Katedotness1963 · 06/10/2017 13:56

When our eldest was a newborn there wasn't a topic of conversation that my husband couldn't insert the phrase "last night, when I was up with the baby" into.

Bad weather? He heard it "last night, when I was up with the baby"

Anything in the news? He heard it on TV "last night, when I was up with the baby"

How's his family? He phoned them "last night when he was up with the baby"

It drove me absolutely mad! He made it sound like I did nothing. Child was breasted. I was up too. I was home alone for 14 hours a day while he was at work. Eventually we had words.

squizita · 06/10/2017 19:30

4 miscarriages, 300+ self administered injections of heparin, 14 weeks of horrific vomiting, 1 maxed out thyroid, 1 bang up case of prenatal anxiety. 1 baby.

The level of thoughtless "let them eat cake" entitlement in clichés like"we are pregnant" and "you're not ill" etc makes my blood boil. My husband has seen what "difficult" pregnancy looks like. He finds it equally grabby and "nice guy wanting being threatened by anything not about him" it very often is.

Like "she's saying she's pregnant not us. But I'm nice! I tell her what she can't eat and bring cushions ... bitch friendzoned spermzoned me, waaaa!"

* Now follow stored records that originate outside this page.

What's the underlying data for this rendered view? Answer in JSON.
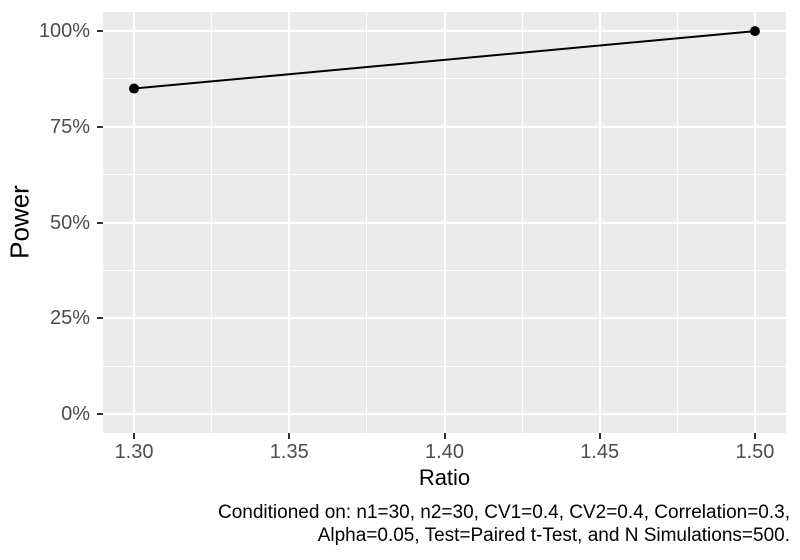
{
  "chart_data": {
    "type": "line",
    "title": "",
    "xlabel": "Ratio",
    "ylabel": "Power",
    "x": [
      1.3,
      1.5
    ],
    "series": [
      {
        "name": "Power",
        "values": [
          85,
          100
        ]
      }
    ],
    "y_unit": "%",
    "xlim": [
      1.29,
      1.51
    ],
    "ylim": [
      -5,
      105
    ],
    "x_ticks": [
      1.3,
      1.35,
      1.4,
      1.45,
      1.5
    ],
    "x_tick_labels": [
      "1.30",
      "1.35",
      "1.40",
      "1.45",
      "1.50"
    ],
    "y_ticks": [
      0,
      25,
      50,
      75,
      100
    ],
    "y_tick_labels": [
      "0%",
      "25%",
      "50%",
      "75%",
      "100%"
    ],
    "grid": "major-and-minor",
    "legend": "none",
    "caption": {
      "line1": "Conditioned on: n1=30, n2=30, CV1=0.4, CV2=0.4, Correlation=0.3,",
      "line2": "Alpha=0.05, Test=Paired t-Test, and N Simulations=500."
    },
    "colors": {
      "panel_bg": "#EBEBEB",
      "grid_color": "#FFFFFF",
      "tick_color": "#333333",
      "tick_label_color": "#4D4D4D",
      "line_color": "#000000",
      "title_color": "#000000",
      "caption_color": "#000000"
    }
  }
}
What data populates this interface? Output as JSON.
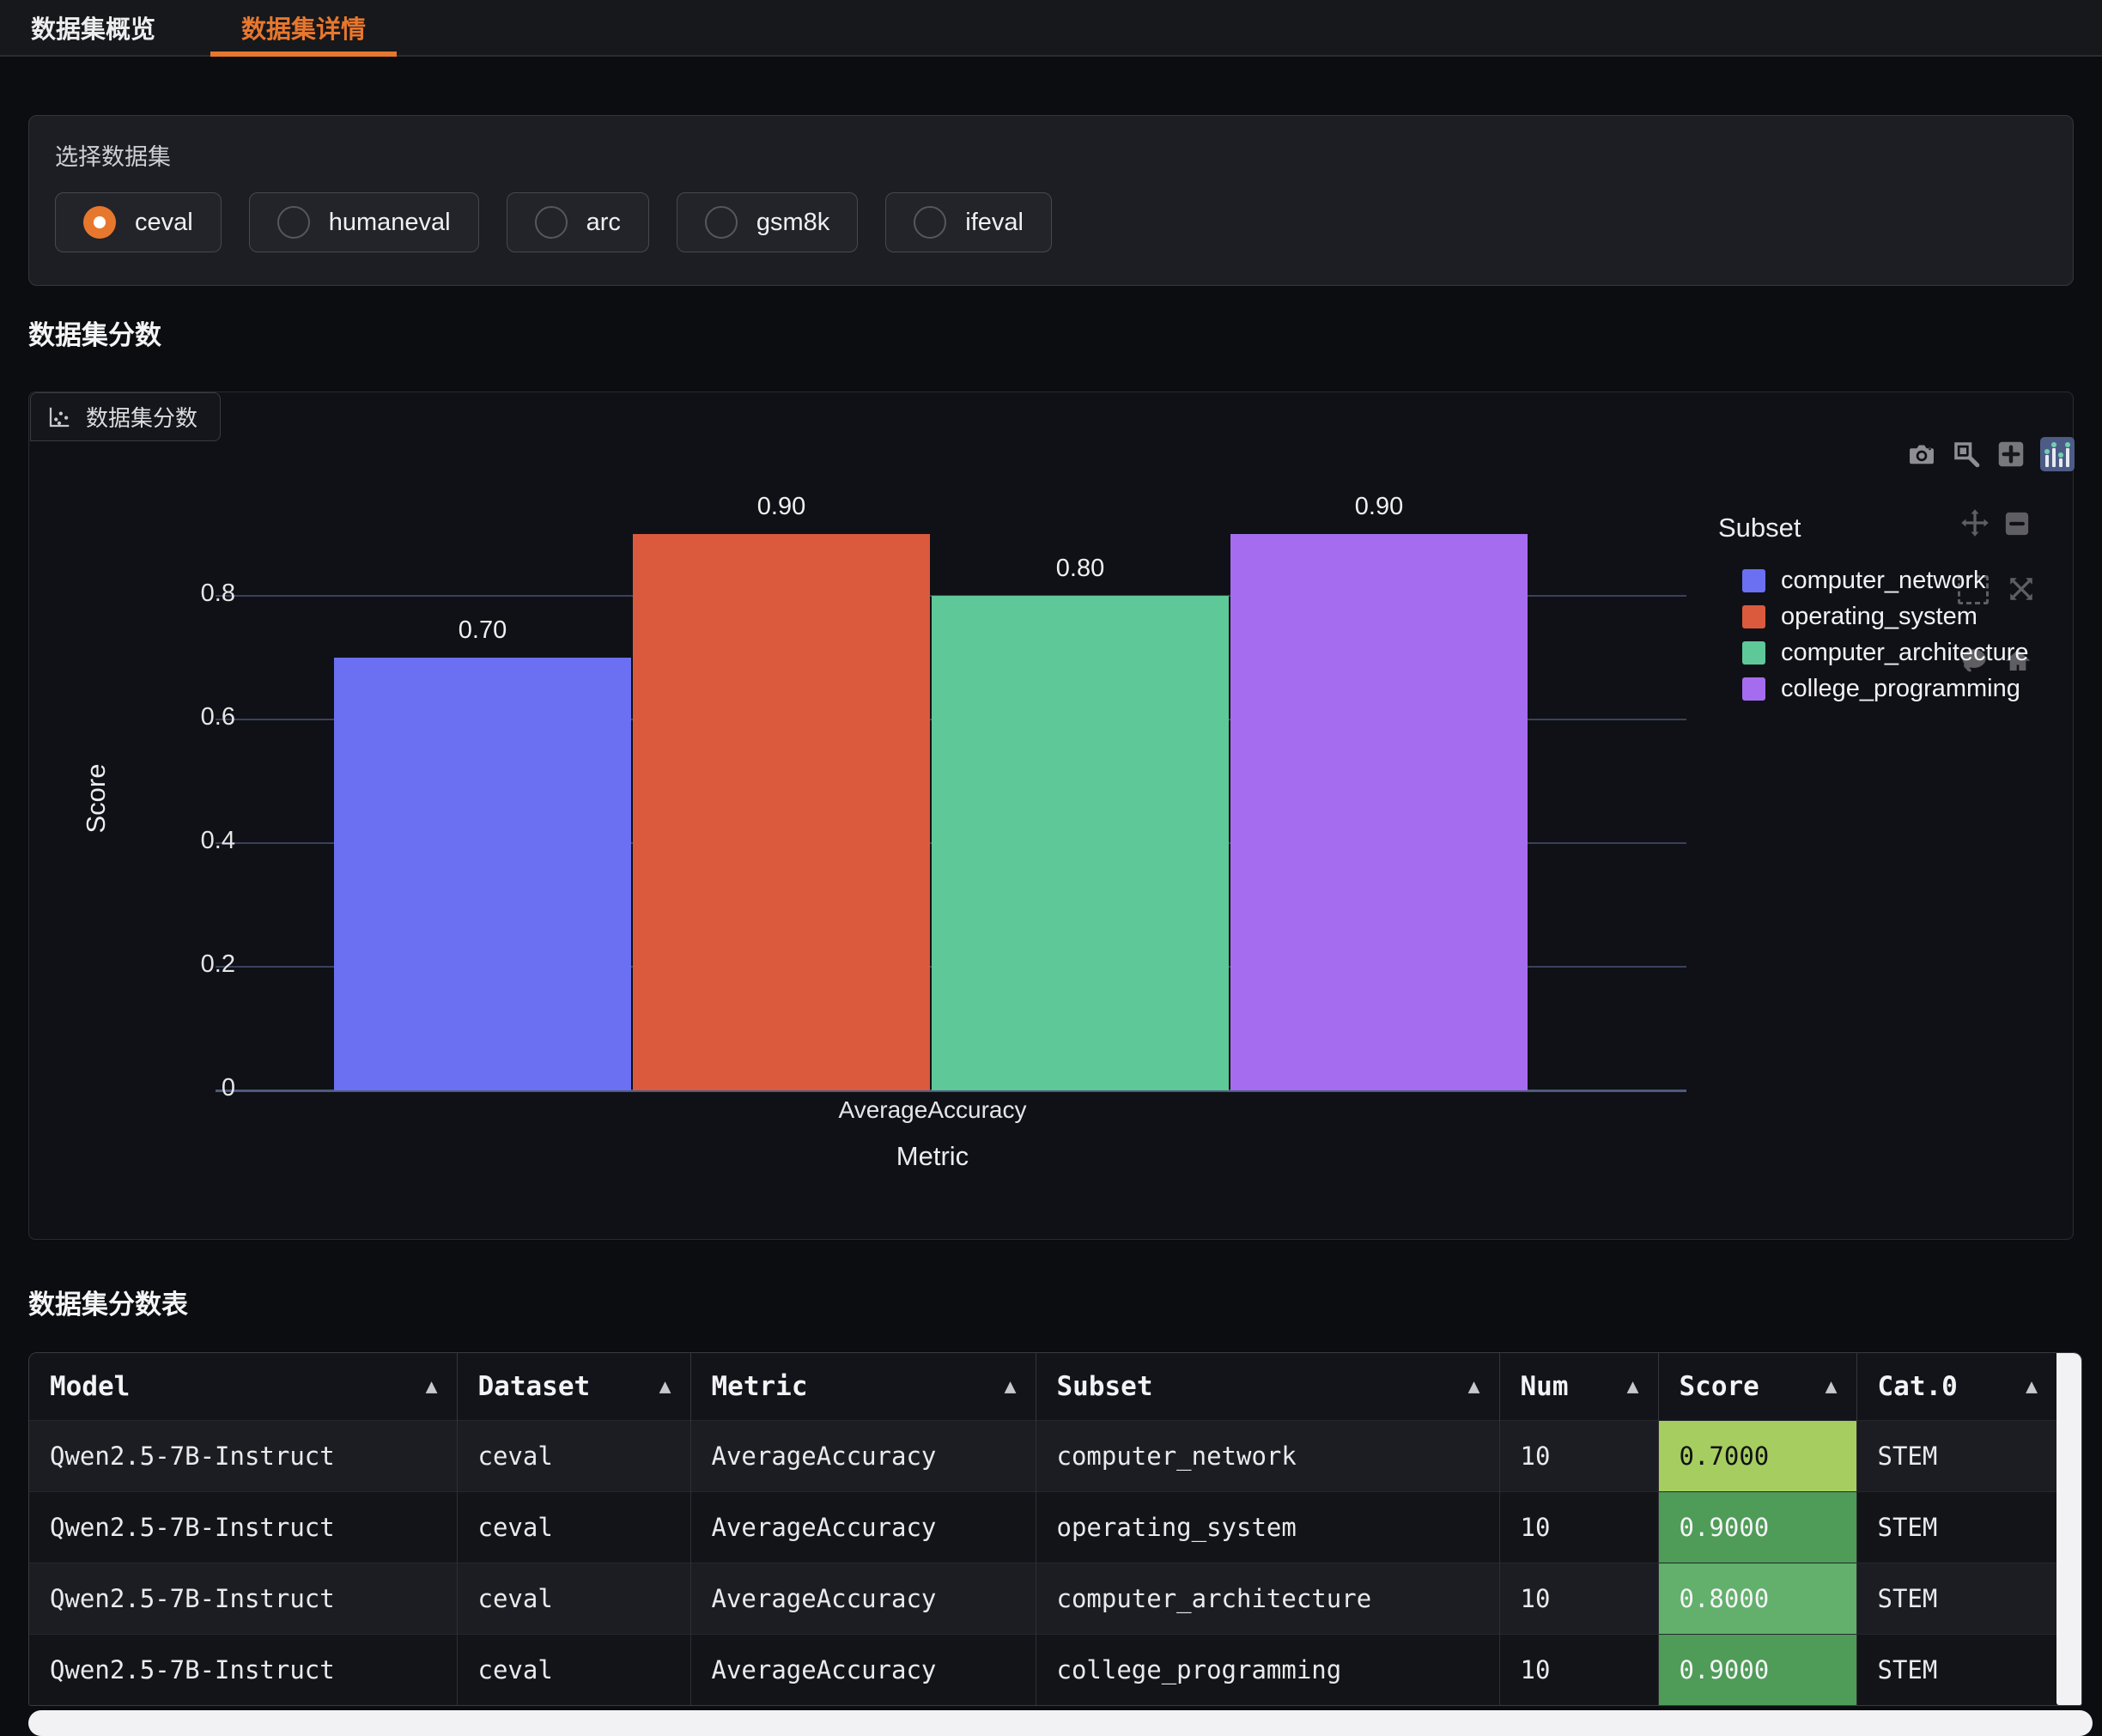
{
  "tabs": [
    {
      "label": "数据集概览",
      "active": false
    },
    {
      "label": "数据集详情",
      "active": true
    }
  ],
  "dataset_selector": {
    "label": "选择数据集",
    "options": [
      {
        "label": "ceval",
        "selected": true
      },
      {
        "label": "humaneval",
        "selected": false
      },
      {
        "label": "arc",
        "selected": false
      },
      {
        "label": "gsm8k",
        "selected": false
      },
      {
        "label": "ifeval",
        "selected": false
      }
    ]
  },
  "score_section": {
    "heading": "数据集分数",
    "chart_chip_label": "数据集分数"
  },
  "chart_data": {
    "type": "bar",
    "title": "数据集分数",
    "categories": [
      "AverageAccuracy"
    ],
    "series": [
      {
        "name": "computer_network",
        "values": [
          0.7
        ],
        "bar_label": "0.70",
        "color": "#6B70F2"
      },
      {
        "name": "operating_system",
        "values": [
          0.9
        ],
        "bar_label": "0.90",
        "color": "#DB5A3D"
      },
      {
        "name": "computer_architecture",
        "values": [
          0.8
        ],
        "bar_label": "0.80",
        "color": "#5EC898"
      },
      {
        "name": "college_programming",
        "values": [
          0.9
        ],
        "bar_label": "0.90",
        "color": "#A56CEF"
      }
    ],
    "xlabel": "Metric",
    "ylabel": "Score",
    "ylim": [
      0,
      1
    ],
    "yticks": [
      0,
      0.2,
      0.4,
      0.6,
      0.8
    ],
    "legend_title": "Subset",
    "legend_position": "right",
    "grid": true
  },
  "chart_toolbar": {
    "icons": [
      "camera-icon",
      "zoom-icon",
      "zoom-in-icon",
      "plotly-logo-icon"
    ],
    "ghost_icons": [
      "pan-icon",
      "zoom-out-icon",
      "box-select-icon",
      "autoscale-icon",
      "lasso-icon",
      "home-icon"
    ]
  },
  "table_section": {
    "heading": "数据集分数表",
    "sort_arrow": "▲",
    "columns": [
      "Model",
      "Dataset",
      "Metric",
      "Subset",
      "Num",
      "Score",
      "Cat.0"
    ],
    "rows": [
      {
        "model": "Qwen2.5-7B-Instruct",
        "dataset": "ceval",
        "metric": "AverageAccuracy",
        "subset": "computer_network",
        "num": "10",
        "score": "0.7000",
        "score_bg": "#A6CD60",
        "score_text": "#101113",
        "cat0": "STEM"
      },
      {
        "model": "Qwen2.5-7B-Instruct",
        "dataset": "ceval",
        "metric": "AverageAccuracy",
        "subset": "operating_system",
        "num": "10",
        "score": "0.9000",
        "score_bg": "#4E9C57",
        "score_text": "#F4F4F6",
        "cat0": "STEM"
      },
      {
        "model": "Qwen2.5-7B-Instruct",
        "dataset": "ceval",
        "metric": "AverageAccuracy",
        "subset": "computer_architecture",
        "num": "10",
        "score": "0.8000",
        "score_bg": "#62B06C",
        "score_text": "#F4F4F6",
        "cat0": "STEM"
      },
      {
        "model": "Qwen2.5-7B-Instruct",
        "dataset": "ceval",
        "metric": "AverageAccuracy",
        "subset": "college_programming",
        "num": "10",
        "score": "0.9000",
        "score_bg": "#4E9C57",
        "score_text": "#F4F4F6",
        "cat0": "STEM"
      }
    ]
  },
  "colors": {
    "accent_orange": "#E8772E",
    "grid_line": "#39415C",
    "axis_line": "#4E5A80",
    "scrollbar": "#F2F2F4"
  }
}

squizita · 06/10/2017 19:49

Golden "my" baby, emotions and moral's aside - because ONE important cell was provided (while having fun) by my husband. The other 6lb 14oz came out of me, from food I digested, processed and passed through me. His bonding and making the baby his is through behaviour and love - but (as some sadly know) the man doesn't actually have to do the right thing by the woman for the baby to exist. If the woman chooses to have the baby, she cannot do it in absentia: she physically makes it then often feeds it for 6+ months with her body. Thus it is very possible for baby to be "my" to one and not the other in some cases - and some men sadly take advantage of that. But that's highly subjective. From a grammatical and scientific point if view the 'I vs we' thing falls like a straw dog too.

In terms of very very basic childlike literacy, items can be "mine" and another person's at the same time. Examples: "that's my stop" (I am not stealing it from the other commuters or claiming they can't have it), "that's my family" (they all say the same) etc. Thus:
A mother saying my baby = accurate
A father (depending on your morals, a father who has contact/supports more than a 'deadbeat') saying "my baby" = accurate
Parents - birth or adoptive - saying "our baby" about a born baby = correct.

A woman saying "I am pregnant" = correct.
A man saying "we are pregnant" = incorrect. He is not pregnant. He can say we are starting a family, expecting, about to be parents ... but there's no waaaa snowflake man element to thus. It's just cold hard fact: he is not pregnant.

brasty · 06/10/2017 21:13

Pregnancy is a biological fact that can be tough on some women. It is fine to say we are having a baby, but no not we are pregnant. The man is NEVER pregnant. Never ever.

OP posts:
Winebottle · 06/10/2017 22:58

I'm on the fence about "my wife is expecting" v "we are expecting"

existentialmoment · 06/10/2017 23:08

And when I'm talking to someone who only knows the male half of a couple I have been known to say he is having a baby / he is pregnant. As shorthand for his partner is pregnant

sorry but if you said to me "that man is pregnant" I would think there was something seriously wrong with you!